For the last 60 years or so, when we think of pet food we think primarily of processed kibble and stuff that comes in cans, and we have been trained to think of each of these foods - even brands, and specific formulas - as diets. We've been programmed (i would say "brainwashed") to think that way by manufacturers, and by vets who have received all their training in nutrition from these manufacturers. Each food/diet is supposed to be "complete and balanced" in each and every bite, so that there is never any need to deviate. Brand loyalty (I call it "addiction") is turned into a health virtue, and a single food into a lifelong diet.
Well, we're coming to our senses about the health, environmental and animal welfare costs of packaged processed foods for ourselves, and I want to tell you, it's true in spades for pet foods - especially when a single food is fed exclusively as the entire diet.
Say you're a giant company that makes everything from household cleaners to baby formula to candy bars. You already have the ability to raid the entire planet for the cheapest leavings of industrially grown and processed foodstuffs, chemicals and industrial equipment. You have huge departments devoted to marketing and advertising, global in scope but exquisitely targeted to every consumer niche. You see how profitable pet food has become, now that pets are considered family, and you discover that you can incorporate as ingredients waste products that some of your other subsidiary industries are now having to pay to dispose of! You bring them by the boatload to your plant, mix them up, cook them to kill all the bacteria and other toxins (hopefully), add synthetic vitamins and minerals to bring them up to government-established standards for each nutrient, color them, extrude them into cute shapes, spray them with a witches brew of flavor enhancers, bag 'em up and distribute them. Your ingredients don't vary much, but you package, market and distribute each "sku" to appeal to a chosen sector of your market, and you watch the profits roll in. The stuff is so profitable that a recall forcing the destruction of millions of tons of product scarcely affects your bottom line for a single quarter!

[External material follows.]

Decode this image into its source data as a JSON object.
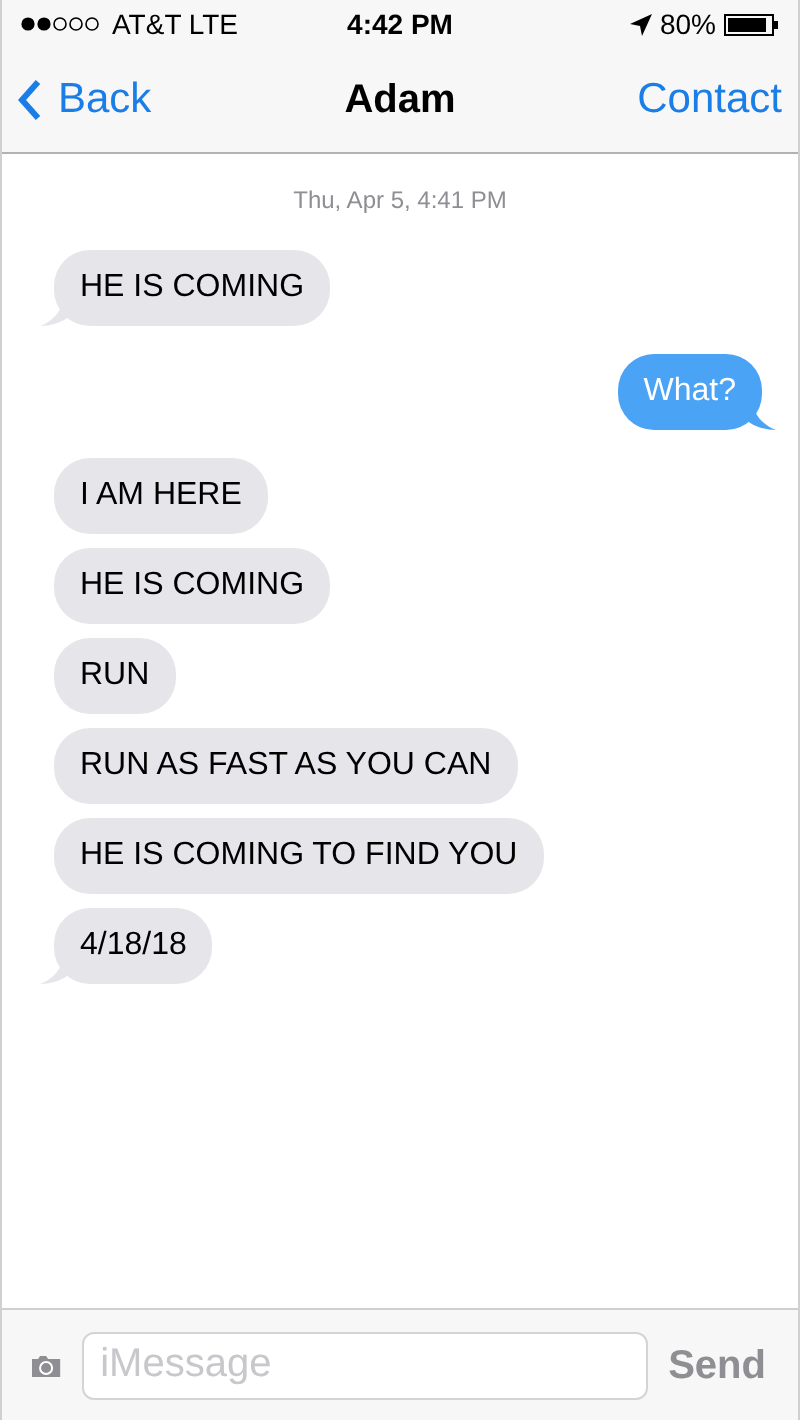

Understand that dry food was not invented to improve pet nutrition! It was designed to profitably use up waste meats and by-products and granary wastes not fit for human consumption. It was marketed as a convenience. To pacify pet owners about its wholesomeness, synthetic vitamin-mineral premixes were added. High heat extrusion killed most of the bacteria that tend to exist in these ingredients and later chemical preservatives were added to retard rancidity, growth of molds and other contaminants.
The transformation in thinking and practice of feeding our pets, to where now we almost automatically picture bagged dry kibble when we think of pet food, has taken only about four human generations. But it has been thorough! Most of us wouldn't know where to start if we had to feed our pets real, non-manufactured food.
The very best kibble on the market today is pretty expensive and yet is still far from the natural canine or feline diet; and it will only continue to increase in price because of all the shipping costs: ranch/farm to feedlot to slaughterhouse to manufacturer to distributor to retailer to you! Once you learn the basics about home-prepared diets, you can use local and fresh resources, buying much higher quality meats and veggies for less. There are lots of options to increase convenience when you're rushed: using dehydrated fruit/veggie premix plus meat, cottage cheese, eggs for protein. You can make big batches and freeze. You might just figure portion size for your dog or cat and prepare his meal from the same ingredients on your family's menu. You can certainly buy freeze-dried or dry food for emergencies; think of it as the occasional "happy meal" for your pet.
1. Raw meat based diets contain the most bio-available nutrients.
2. Raw fat is much more easily digested than cooked.
3. Omega 3 sources (salmon, sardine or krill oil) should be kept in the fridge and added at mealtime, as should probiotics, if you use them.
4. Homemade cooked diets cannot contain ground bone.
5. You MUST add calcium if you are not feeding bone. This must be right on a daily basis.
6. Organs should make up about 10% of the meat.
7. If supplementing calcium either with bone meal or sea calcium, add 1 teaspoon per pound of boneless meat or fish.
8. Feed a healthy adult 1.5% to 2% of his ideal body weight per day, divided into 2 meals; feed a puppy or a very active dog up to 3%.
9. Do not free-feed.
Note: These principles are for healthy dogs and cats; they may need modifications for specific conditions.